Une VMC hygro B conforme peut-elle engager la responsabilité du constructeur ? La réponse en bref
Oui, une VMC hygro B conforme peut engager la responsabilité décennale du constructeur. La garantie de l’article 1792 du code civil est due de plein droit dès que le désordre affectant un élément d’équipement rend l’ouvrage, dans son ensemble, impropre à sa destination (Cass. 3e civ., 10 novembre 2016, n° 15-24.379). Encore faut-il caractériser la gravité du désordre et son lien avec l’installation, ce qui suppose des mesures et non des impressions. Deux réflexes commandent l’issue : faire mesurer les débits réels en période de chauffe, et refuser une reprise à l’identique tant que son efficacité n’est pas démontrée.
La conformité à l’arrêté du 24 mars 1982 protège-t-elle le constructeur ?
Non, la conformité à l’arrêté du 24 mars 1982 relatif à l’aération des logements ne protège pas le constructeur. La responsabilité de l’article 1792 du code civil est encourue de plein droit, sans faute à démontrer, et le constructeur ne s’en libère qu’en prouvant une cause étrangère. Aucune conformité normative ne figure parmi les causes d’exonération.
Une erreur courante est de penser que l’avis technique du CSTB et le respect des débits réglementaires ferment le débat. C’est inexact, et pour une raison supplémentaire : l’arrêté du 28 octobre 1983, qui a modifié celui du 24 mars 1982, autorise précisément les systèmes à modulation automatique à descendre sous le débit global de base. Se prévaloir d’un plancher abaissé ne démontre pas que le logement a été correctement ventilé. Cela démontre que l’installation reste dans le couloir que le texte lui ouvre.
L’inverse serait tout aussi faux. La conformité n’est pas sans intérêt probatoire, et une non-conformité relevée par l’expert facilite considérablement la démonstration de l’origine du dommage. Simplement, la conformité n’épuise pas le débat : ce qui décide, c’est le fonctionnement réel de l’installation dans ce logement, avec ce chauffage, cette étanchéité et cette occupation.

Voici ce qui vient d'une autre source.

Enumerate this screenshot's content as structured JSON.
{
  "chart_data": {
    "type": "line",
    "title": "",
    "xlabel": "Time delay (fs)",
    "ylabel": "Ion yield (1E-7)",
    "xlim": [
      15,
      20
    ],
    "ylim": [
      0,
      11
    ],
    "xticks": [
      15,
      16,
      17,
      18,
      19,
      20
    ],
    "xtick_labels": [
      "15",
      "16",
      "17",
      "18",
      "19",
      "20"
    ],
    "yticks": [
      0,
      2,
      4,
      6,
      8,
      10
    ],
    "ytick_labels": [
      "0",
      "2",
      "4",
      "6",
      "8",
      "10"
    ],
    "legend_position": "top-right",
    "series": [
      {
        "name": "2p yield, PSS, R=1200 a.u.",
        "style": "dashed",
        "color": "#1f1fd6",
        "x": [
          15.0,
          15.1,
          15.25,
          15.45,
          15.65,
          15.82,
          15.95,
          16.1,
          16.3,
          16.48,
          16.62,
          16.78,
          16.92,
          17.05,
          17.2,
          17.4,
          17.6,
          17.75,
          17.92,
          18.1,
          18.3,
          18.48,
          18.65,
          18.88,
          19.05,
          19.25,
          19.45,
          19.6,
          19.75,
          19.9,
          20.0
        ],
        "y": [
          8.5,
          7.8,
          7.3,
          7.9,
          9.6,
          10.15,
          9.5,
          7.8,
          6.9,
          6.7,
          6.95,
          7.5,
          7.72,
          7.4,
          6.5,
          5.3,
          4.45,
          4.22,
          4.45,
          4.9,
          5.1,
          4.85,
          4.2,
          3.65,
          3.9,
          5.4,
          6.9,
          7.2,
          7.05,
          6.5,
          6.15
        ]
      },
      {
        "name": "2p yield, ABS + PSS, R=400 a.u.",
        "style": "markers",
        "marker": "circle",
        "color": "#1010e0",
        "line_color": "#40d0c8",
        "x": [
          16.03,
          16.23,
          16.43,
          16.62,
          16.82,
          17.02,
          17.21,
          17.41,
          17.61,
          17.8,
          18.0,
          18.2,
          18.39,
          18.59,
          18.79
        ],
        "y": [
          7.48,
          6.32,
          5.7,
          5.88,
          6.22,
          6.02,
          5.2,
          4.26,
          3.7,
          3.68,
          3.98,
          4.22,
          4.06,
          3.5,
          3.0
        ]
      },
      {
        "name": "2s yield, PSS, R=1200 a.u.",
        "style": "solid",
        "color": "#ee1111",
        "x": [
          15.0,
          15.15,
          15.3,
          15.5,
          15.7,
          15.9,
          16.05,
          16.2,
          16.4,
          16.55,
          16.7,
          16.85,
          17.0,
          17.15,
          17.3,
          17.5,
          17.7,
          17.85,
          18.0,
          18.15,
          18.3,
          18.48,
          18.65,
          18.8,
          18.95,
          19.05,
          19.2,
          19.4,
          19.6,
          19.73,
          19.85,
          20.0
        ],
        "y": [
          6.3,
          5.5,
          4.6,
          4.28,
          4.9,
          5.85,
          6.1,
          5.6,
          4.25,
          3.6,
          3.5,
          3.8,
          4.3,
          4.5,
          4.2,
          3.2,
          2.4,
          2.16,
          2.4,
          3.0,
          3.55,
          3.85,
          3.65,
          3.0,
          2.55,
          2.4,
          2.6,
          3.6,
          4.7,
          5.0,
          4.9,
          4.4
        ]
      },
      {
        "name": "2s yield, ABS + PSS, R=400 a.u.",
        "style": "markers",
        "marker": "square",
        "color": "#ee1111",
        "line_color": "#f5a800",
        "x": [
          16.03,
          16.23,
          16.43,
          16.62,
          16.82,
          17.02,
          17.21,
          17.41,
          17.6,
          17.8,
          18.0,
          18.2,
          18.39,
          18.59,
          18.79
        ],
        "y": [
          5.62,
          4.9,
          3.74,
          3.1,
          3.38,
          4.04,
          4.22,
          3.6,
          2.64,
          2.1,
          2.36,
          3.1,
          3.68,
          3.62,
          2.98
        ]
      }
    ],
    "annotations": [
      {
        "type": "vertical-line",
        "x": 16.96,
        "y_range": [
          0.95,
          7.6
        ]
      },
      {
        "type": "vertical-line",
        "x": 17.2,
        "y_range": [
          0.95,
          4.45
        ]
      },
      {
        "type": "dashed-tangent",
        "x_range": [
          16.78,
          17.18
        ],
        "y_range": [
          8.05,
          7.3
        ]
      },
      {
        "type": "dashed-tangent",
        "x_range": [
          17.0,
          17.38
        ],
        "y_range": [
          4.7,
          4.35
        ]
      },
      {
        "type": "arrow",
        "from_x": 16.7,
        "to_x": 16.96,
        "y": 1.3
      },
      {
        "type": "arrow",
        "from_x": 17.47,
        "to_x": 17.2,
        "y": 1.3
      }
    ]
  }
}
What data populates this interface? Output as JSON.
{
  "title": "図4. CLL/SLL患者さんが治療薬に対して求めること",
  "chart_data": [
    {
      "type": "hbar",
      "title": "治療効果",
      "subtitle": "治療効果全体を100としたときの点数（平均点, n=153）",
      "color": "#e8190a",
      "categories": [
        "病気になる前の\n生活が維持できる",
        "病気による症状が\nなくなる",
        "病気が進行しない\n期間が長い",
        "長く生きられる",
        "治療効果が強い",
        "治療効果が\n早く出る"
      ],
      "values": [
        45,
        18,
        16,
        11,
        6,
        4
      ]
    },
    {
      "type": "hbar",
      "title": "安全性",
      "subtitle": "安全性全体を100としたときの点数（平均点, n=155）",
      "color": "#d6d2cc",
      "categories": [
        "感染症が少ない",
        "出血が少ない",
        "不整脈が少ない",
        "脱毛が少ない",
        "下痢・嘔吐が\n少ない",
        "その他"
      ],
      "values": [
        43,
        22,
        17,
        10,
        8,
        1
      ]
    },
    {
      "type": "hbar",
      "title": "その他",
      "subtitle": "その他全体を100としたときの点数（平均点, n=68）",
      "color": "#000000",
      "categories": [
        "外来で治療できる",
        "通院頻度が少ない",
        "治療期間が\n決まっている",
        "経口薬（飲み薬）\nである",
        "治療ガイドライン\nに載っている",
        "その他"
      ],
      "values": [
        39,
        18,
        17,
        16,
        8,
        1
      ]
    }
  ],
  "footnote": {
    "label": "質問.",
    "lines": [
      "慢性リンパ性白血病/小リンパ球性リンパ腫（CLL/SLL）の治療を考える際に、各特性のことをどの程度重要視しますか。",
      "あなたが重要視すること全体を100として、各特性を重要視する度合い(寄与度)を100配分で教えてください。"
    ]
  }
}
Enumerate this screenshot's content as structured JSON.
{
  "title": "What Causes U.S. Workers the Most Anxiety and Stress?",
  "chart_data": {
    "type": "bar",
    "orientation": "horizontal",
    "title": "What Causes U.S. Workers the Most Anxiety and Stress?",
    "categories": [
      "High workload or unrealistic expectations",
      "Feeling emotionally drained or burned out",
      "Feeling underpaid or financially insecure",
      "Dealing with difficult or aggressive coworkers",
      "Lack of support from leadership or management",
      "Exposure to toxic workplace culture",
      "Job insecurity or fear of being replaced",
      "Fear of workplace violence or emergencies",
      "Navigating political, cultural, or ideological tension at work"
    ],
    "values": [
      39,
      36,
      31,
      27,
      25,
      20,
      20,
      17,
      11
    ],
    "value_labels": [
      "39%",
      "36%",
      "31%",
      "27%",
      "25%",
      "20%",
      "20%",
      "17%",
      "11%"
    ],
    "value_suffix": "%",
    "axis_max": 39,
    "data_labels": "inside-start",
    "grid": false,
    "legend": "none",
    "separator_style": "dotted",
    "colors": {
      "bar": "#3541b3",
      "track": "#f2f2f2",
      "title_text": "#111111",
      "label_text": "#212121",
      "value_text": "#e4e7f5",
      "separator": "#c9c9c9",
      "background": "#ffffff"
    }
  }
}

Hygro A, hygro B : ce que chaque système module
La VMC simple flux hygroréglable de type A ne pilote que les bouches d’extraction, dont l’ouverture suit le taux d’humidité de la pièce. Les entrées d’air en menuiserie, elles, restent à débit fixe. Plus l’air est chargé d’humidité, plus l’extraction monte, et plus l’air extérieur entre par des ouvertures qui ne se referment pas. Le refroidissement est le prix du fonctionnement, mais l’apport d’air neuf n’est jamais réduit.
Le type B module en plus les entrées d’air. C’est ce qui produit le gain thermique valorisé par la réglementation, et c’est là que se situe la fragilité. Le président de l’AICVF, également expert judiciaire, décrit le scénario qu’il constate le plus souvent sur le terrain : un radiateur placé sous la fenêtre assèche l’air au droit du capteur, et l’entrée d’air se referme. L’enveloppe étant très étanche, le renouvellement d’air s’effondre, jusqu’à l’apparition de champignons dans la salle de bains (Génie Climatique Magazine, 12 juin 2019).
Ce témoignage décrit un mécanisme, il n’établit pas une fatalité, et il faut connaître l’objection avant qu’un expert ne l’oppose. Les fabricants prévoient une correction thermique du capteur des entrées d’air, destinée précisément à maintenir une ouverture adaptée en hiver, lorsque l’humidité absolue extérieure est faible (aereco.fr). Les terminaux hygroréglables conservent par ailleurs un débit minimal. « Se referme » ne signifie donc pas « s’obture », et personne ne peut affirmer a priori que le renouvellement d’air a cessé. C’est exactement pour cela que le débat se gagne sur des mesures, et non sur des principes.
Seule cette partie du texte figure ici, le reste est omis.